For centuries, theories of planet formation were guided exclusively by our solar system. The discovery of planets orbiting other stars (exoplanets) in the past two decades has demonstrated that nature often produces planetary systems quite different from our own. NASA’s Kepler mission has been observing over 190,000 stars nearly continuously since 2009 (once every 1 or 30 minutes with ~95% duty cycle). The primary science goal of NASA’s Kepler mission is to determine the frequency of Earth-size planets in the habitable zone of other stars. Kepler’s high-precision photometery is revolutionizing multiple subfields (exoplanets, astroseismology, variable stars, etc.), but also raising several new statistical challenges.
This three week SAMSI mini-research program provided a venue for astronomers and astrostatisticians to share experience with statistical techniques and to help existing best practices spread amongst the community. Simultaneously, this SAMSI min-research program provided an opportunity for statisticians, mathematicians and computer scientists to interact much more closely with astronomers than is otherwise practical. We hope that the statisticians were able to help the astronomers in improving their current statistical tools, and also in developing new techniques geared towards analysis of exoplanet data.
In October 2012, data from the first three years of observations will be public. Future data become public immediately upon processing. Since there will no longer be proprietary data, members of Kepler working groups (who have experience working with Kepler data) will be free to discuss all data with all participants. This will make it easier for the broader community of astrophysicists and statisticians to contribute to the analysis of this revolutionary data set. All data from the nominal mission (first 3.5 years of spacecraft operations) will be available for study by all participants prior to the proposed workshop, making it the perfect time for detailed statistical analyses.
The first day (Monday, June 10, 2013) consisted of invited talks, designed to help participants understand the nature of Kepler data, and to provide an introduction to relevant statistical methods.

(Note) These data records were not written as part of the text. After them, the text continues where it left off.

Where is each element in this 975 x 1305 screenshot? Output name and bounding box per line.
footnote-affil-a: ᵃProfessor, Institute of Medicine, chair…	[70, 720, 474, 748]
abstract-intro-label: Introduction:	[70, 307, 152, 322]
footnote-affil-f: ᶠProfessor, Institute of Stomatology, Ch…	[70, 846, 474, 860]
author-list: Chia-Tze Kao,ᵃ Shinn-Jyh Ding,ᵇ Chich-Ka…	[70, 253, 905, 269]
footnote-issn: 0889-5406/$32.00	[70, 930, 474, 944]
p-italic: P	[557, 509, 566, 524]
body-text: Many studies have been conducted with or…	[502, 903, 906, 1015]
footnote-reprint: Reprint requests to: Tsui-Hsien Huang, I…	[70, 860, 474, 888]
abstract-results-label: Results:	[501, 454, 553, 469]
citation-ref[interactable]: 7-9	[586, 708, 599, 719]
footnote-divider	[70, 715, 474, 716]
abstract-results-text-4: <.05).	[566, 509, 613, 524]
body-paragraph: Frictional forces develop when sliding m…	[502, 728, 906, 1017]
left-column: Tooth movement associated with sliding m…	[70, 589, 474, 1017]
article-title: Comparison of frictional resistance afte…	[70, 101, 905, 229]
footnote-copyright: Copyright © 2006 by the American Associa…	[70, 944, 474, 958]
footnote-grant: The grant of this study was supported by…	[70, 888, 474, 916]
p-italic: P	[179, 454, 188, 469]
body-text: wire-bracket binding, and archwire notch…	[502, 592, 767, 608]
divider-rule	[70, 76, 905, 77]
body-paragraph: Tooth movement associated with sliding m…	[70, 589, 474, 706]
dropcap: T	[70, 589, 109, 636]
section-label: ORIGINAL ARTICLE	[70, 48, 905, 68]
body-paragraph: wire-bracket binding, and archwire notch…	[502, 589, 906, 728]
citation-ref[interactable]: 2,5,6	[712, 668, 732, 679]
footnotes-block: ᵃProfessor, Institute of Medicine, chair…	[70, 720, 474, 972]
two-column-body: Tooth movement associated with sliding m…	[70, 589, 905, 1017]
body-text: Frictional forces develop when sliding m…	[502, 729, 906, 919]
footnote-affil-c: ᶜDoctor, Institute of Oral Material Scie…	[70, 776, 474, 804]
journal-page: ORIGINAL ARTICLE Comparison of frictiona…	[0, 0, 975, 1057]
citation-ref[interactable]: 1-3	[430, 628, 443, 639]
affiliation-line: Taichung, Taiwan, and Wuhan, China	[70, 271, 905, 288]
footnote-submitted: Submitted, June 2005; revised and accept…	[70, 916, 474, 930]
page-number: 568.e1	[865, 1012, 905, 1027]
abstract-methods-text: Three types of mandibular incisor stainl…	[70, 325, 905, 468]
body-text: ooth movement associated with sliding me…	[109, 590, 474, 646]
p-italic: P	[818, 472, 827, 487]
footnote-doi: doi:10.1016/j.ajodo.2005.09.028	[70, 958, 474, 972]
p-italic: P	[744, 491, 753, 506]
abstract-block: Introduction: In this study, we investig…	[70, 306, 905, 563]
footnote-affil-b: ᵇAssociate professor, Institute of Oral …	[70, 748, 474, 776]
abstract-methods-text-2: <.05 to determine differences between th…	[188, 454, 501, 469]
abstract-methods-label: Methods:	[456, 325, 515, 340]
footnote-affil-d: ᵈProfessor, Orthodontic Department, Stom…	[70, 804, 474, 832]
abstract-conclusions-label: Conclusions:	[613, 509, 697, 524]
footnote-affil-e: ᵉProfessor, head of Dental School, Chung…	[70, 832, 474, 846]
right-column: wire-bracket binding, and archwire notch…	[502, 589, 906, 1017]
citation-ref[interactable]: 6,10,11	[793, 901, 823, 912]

On the second day (Tuesday, June 11, 2013), participants organized themselves into three working groups, for intensive research collaboration among astronomers and statisticians. During subsequent days, most of the participant’s time was devoted to collaborative research.
On the final day (Friday, June 28, 2013), program participants presented their results, as well as plans for continued collaboration beyond the SAMSI mini-research program.
Proposed Working Groups
- Object detection and validation (e.g., searching the Kepler data for planets, moons, binary stars and/or other interesting astrophysical objects in the presence of measurement noise, instrumental systematics and other astrophysical signals; model comparison to establish that signals are due to planets rather than an astrophysical false positive),
- Characterizing exoplanets and/or binary stars (e.g., efficient posterior sampling for measuring masses, orbits and their uncertainties using transit timing variations; Bayesian model comparison to quantify evidence for non-transiting planets),
- Population statistics (e.g., making inferences about the distribution of extrasolar planets along with their physical and orbital properties; likelihood-free methods and approximate Bayesian computing for population analyses with many model parameters).